Scène

«On ne sait pas ce qui va se passer»

Ce soir se déroulera la seconde impro sur terrasse de la saison au théâtre de la Parfumerie, à Genève. Entretien avec Nina Cachelin, comédienne et formatrice chez Impro Suisse.
cet article vous est offert par le courrier
Chaque jour Le Courrier vous offre de nouveaux articles à lire. Abonnez-vous pour soutenir un média indépendant et critique.
«On ne sait pas ce qui va se passer»
Céline Andersson, Lionel Perrinjaquet et Nina Cachelin sur la terrasse de la Parfumerie. Gabriel Asper
Interview

Nina Cachelin s’est lancée dans l’improvisation théâtrale il y a plus de sept ans. Comédienne et formatrice à Impro Suisse, elle apporte son éclairage sur cette discipline artistique en plein essor.

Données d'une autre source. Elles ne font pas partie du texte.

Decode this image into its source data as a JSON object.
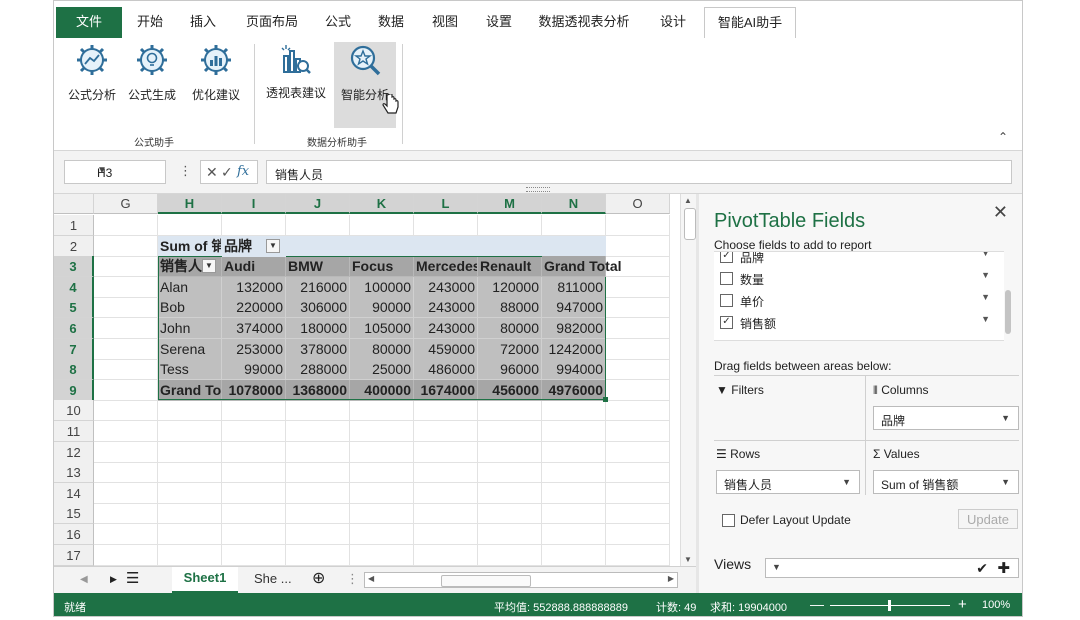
{
  "ribbon_tabs": [
    "文件",
    "开始",
    "插入",
    "页面布局",
    "公式",
    "数据",
    "视图",
    "设置",
    "数据透视表分析",
    "设计",
    "智能AI助手"
  ],
  "ribbon_groups": {
    "formula": {
      "label": "公式助手",
      "buttons": [
        "公式分析",
        "公式生成",
        "优化建议"
      ]
    },
    "data": {
      "label": "数据分析助手",
      "buttons": [
        "透视表建议",
        "智能分析"
      ]
    }
  },
  "formula_bar": {
    "name_box": "H3",
    "fx": "fx",
    "value": "销售人员"
  },
  "columns": [
    "G",
    "H",
    "I",
    "J",
    "K",
    "L",
    "M",
    "N",
    "O"
  ],
  "rows": [
    "1",
    "2",
    "3",
    "4",
    "5",
    "6",
    "7",
    "8",
    "9",
    "10",
    "11",
    "12",
    "13",
    "14",
    "15",
    "16",
    "17"
  ],
  "pivot": {
    "title": "Sum of 销售额",
    "col_field": "品牌",
    "row_field": "销售人员",
    "headers": [
      "Audi",
      "BMW",
      "Focus",
      "Mercedes",
      "Renault",
      "Grand Total"
    ],
    "data": [
      {
        "name": "Alan",
        "values": [
          "132000",
          "216000",
          "100000",
          "243000",
          "120000",
          "811000"
        ]
      },
      {
        "name": "Bob",
        "values": [
          "220000",
          "306000",
          "90000",
          "243000",
          "88000",
          "947000"
        ]
      },
      {
        "name": "John",
        "values": [
          "374000",
          "180000",
          "105000",
          "243000",
          "80000",
          "982000"
        ]
      },
      {
        "name": "Serena",
        "values": [
          "253000",
          "378000",
          "80000",
          "459000",
          "72000",
          "1242000"
        ]
      },
      {
        "name": "Tess",
        "values": [
          "99000",
          "288000",
          "25000",
          "486000",
          "96000",
          "994000"
        ]
      }
    ],
    "grand_total": {
      "name": "Grand Total",
      "values": [
        "1078000",
        "1368000",
        "400000",
        "1674000",
        "456000",
        "4976000"
      ]
    }
  },
  "sheets": [
    "Sheet1",
    "She ..."
  ],
  "pivot_panel": {
    "title": "PivotTable Fields",
    "subtitle": "Choose fields to add to report",
    "fields": [
      {
        "label": "品牌",
        "checked": true
      },
      {
        "label": "数量",
        "checked": false
      },
      {
        "label": "单价",
        "checked": false
      },
      {
        "label": "销售额",
        "checked": true
      }
    ],
    "drag_label": "Drag fields between areas below:",
    "filters": "Filters",
    "columns": "Columns",
    "columns_value": "品牌",
    "rows": "Rows",
    "rows_value": "销售人员",
    "values": "Values",
    "values_value": "Sum of 销售额",
    "defer": "Defer Layout Update",
    "update": "Update",
    "views": "Views"
  },
  "status": {
    "ready": "就绪",
    "average": "平均值: 552888.888888889",
    "count": "计数: 49",
    "sum": "求和: 19904000",
    "zoom": "100%"
  },
  "colors": {
    "accent": "#1e7145",
    "pivot_body": "#bfbfbf",
    "pivot_header": "#a6a6a6",
    "pivot_title": "#dce6f1"
  }
}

Comment avez-vous découvert l’improvisation théâtrale?

Nina Cachelin: Deux amis avec qui je faisais du théâtre au Conservatoire cherchaient à recruter des comédiens dans leur équipe d’impro et m’ont convaincue de venir tester un entraînement. C’est ainsi que j’ai commencé en 2012 dans une équipe junior de la Fédération d’improvisation genevoise (FIG). J’ai fini par privilégier l’impro au théâtre, parce que c’était plus facile à agencer avec mes études, mais aussi parce que j’avais plus d’occasions de jouer. Et il y avait une si bonne ambiance!

L’improvisation théâtrale rencontre un succès fulgurant. Comment le gérez-vous?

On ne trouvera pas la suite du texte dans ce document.